Spending the entirety of a career working in coal mines presents serious health risks. Far too many find their ability to continue in their job suddenly at an end following a black lung disease diagnosis.
Awareness of the deadly affliction has forced coal companies to ramp up safety measures to protect these dedicated and hard-working employees. However, data from the Coal Workers Health Surveillance Program (CWHSP) that provides health screening services to miners reveals that those efforts may not be enough.
According to the National Institute for Occupational Safety and Health (NIOSH), black lung cases have risen by three percent. Ten percent of coal miners working in mines for at least 25 years were diagnosed with the disease. Central Appalachia – composed of Kentucky, Virginia, and West Virginia – was hardest hit with one in five, representing the largest number in 25 years.
Progressive massive fibrosis (PMF) is the most serious form of black lung disease. It is also experiencing a significant increase from 0.08 percent in the 1990s.
The numbers are particularly alarming considering that the proposition of miners screened for the disease was at its lowest level in the latter part of the 1990s.

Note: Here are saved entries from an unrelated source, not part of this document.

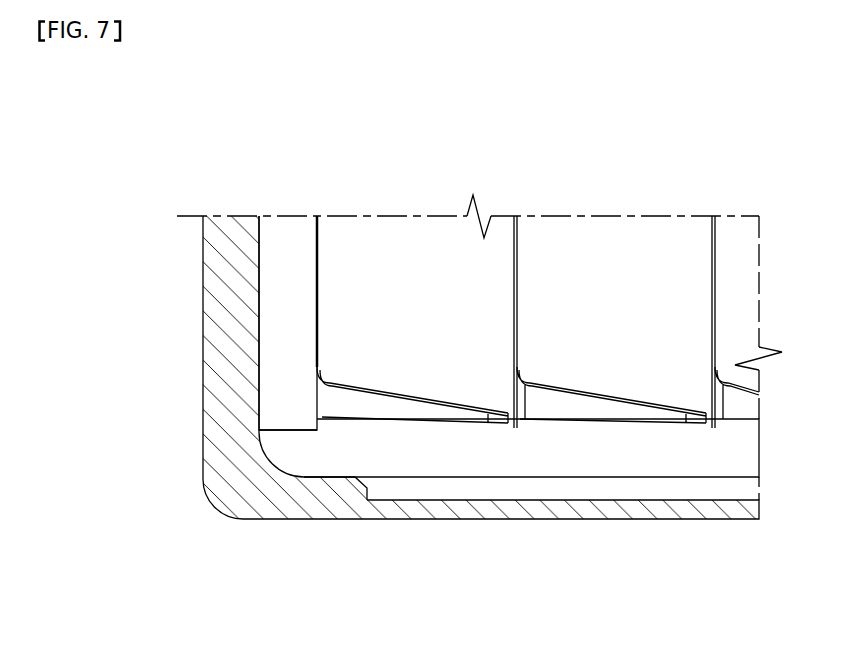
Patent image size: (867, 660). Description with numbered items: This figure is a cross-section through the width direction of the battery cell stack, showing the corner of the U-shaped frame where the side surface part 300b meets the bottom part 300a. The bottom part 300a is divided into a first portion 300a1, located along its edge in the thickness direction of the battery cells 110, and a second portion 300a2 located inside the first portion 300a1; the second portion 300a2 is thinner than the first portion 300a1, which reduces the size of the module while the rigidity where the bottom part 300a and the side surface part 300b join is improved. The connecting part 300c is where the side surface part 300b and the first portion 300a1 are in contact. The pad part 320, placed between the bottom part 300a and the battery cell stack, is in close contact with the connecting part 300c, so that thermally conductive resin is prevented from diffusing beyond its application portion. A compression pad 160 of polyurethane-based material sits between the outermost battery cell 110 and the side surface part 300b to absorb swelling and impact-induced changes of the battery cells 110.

The battery cell 110 is at (585, 268).
The compression pad 160 is at (270, 358).
The bottom part 300a is at (501, 561).
The first portion 300a1 is at (391, 490).
The second portion 300a2 is at (563, 552).
The side surface part 300b is at (228, 308).
The connecting part 300c is at (242, 470).
The pad part 320 is at (570, 468).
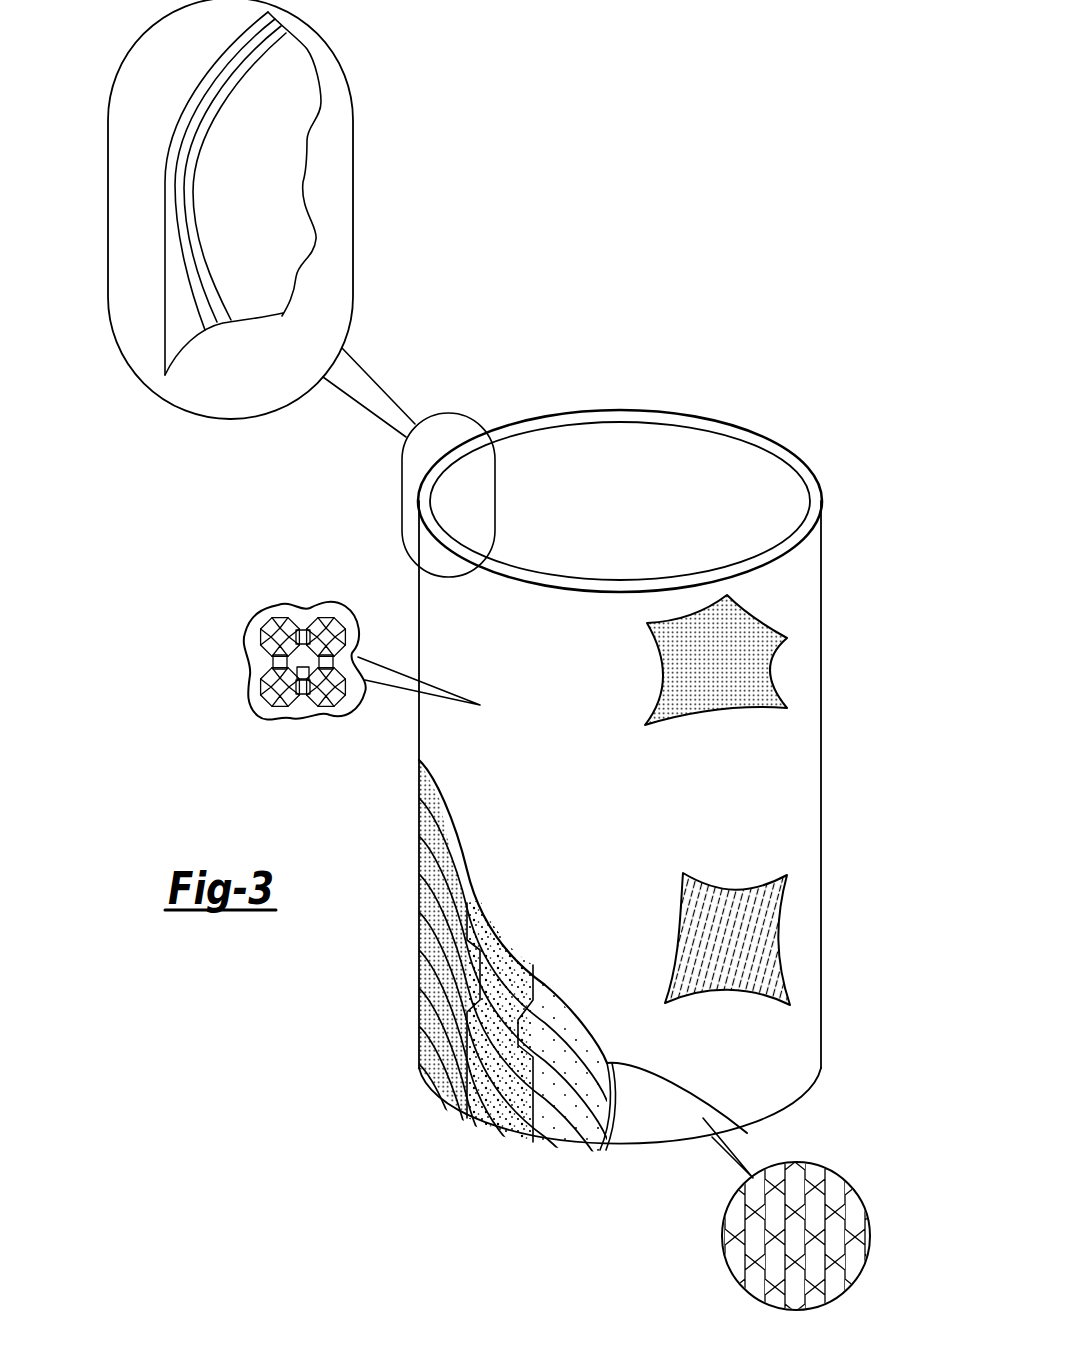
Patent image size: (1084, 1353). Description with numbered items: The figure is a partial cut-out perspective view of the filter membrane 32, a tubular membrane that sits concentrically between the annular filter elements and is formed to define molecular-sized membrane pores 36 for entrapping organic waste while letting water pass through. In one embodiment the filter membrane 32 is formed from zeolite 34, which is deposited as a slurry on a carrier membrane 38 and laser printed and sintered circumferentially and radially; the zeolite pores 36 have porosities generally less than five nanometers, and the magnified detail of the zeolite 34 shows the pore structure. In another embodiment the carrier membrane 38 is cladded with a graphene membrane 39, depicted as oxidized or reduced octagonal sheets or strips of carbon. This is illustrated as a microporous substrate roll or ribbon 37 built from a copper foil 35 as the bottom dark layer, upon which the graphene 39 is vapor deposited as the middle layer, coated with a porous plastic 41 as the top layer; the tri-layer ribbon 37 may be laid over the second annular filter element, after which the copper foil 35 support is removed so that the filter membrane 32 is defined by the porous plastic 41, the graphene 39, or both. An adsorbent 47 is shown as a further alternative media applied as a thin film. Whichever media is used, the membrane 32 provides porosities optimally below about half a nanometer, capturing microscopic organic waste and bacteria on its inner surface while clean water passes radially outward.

The filter membrane 32 is at (732, 362).
The zeolite 34 is at (297, 600).
The copper foil 35 is at (672, 1133).
The membrane pores 36 is at (303, 680).
The microporous substrate ribbon 37 is at (443, 1083).
The carrier membrane 38 is at (673, 680).
The graphene membrane 39 is at (562, 1140).
The porous plastic 41 is at (485, 1118).
The adsorbent 47 is at (782, 902).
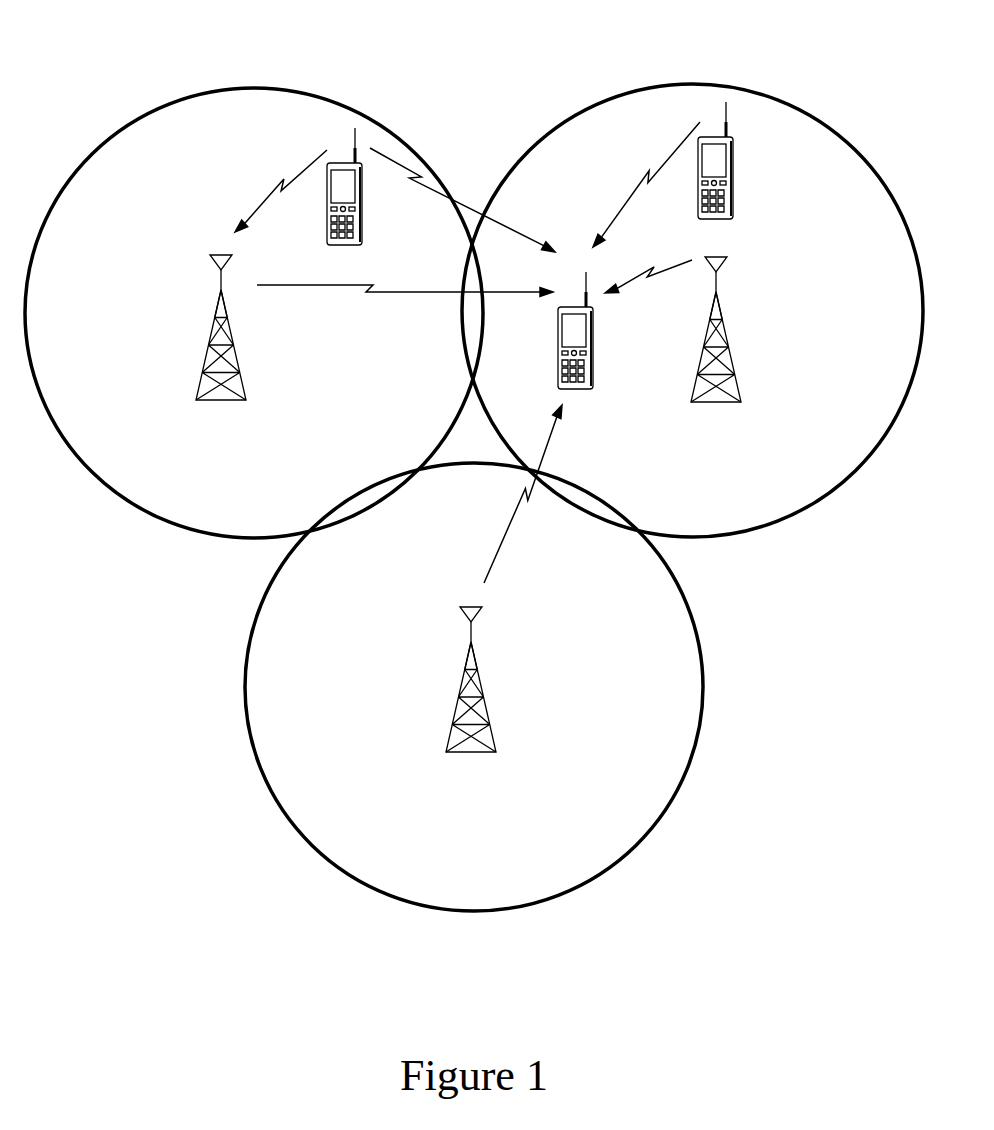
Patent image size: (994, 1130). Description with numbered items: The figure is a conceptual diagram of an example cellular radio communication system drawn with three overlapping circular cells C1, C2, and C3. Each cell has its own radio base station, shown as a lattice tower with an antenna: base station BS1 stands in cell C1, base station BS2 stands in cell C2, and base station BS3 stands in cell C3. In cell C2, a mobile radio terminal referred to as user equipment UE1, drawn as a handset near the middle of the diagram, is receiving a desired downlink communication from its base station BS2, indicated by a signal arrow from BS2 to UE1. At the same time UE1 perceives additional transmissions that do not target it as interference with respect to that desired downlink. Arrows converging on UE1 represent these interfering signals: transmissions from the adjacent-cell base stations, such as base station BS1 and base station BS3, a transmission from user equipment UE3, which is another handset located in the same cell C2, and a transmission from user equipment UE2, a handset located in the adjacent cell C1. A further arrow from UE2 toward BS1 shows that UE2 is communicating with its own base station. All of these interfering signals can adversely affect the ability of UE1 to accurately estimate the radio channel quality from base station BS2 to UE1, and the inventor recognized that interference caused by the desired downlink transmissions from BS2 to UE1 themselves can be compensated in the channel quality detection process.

The cell C1 is at (245, 88).
The cell C2 is at (693, 84).
The cell C3 is at (473, 912).
The radio base station BS1 is at (221, 349).
The radio base station BS2 is at (716, 350).
The radio base station BS3 is at (471, 697).
The user equipment UE1 is at (604, 330).
The user equipment UE2 is at (370, 186).
The user equipment UE3 is at (746, 160).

Researchers believe that evidence of risking diagnoses has been evident since 2000.
Newly implemented protections to stop coal mine dust exposure and identify black lung in early stages is of paramount importance to coal miners in the United States. Medical screenings can better detect and control dust. The recent approval of real-time dust samplers by the U.S. Mine Safety and Health Administration can make a difference as well.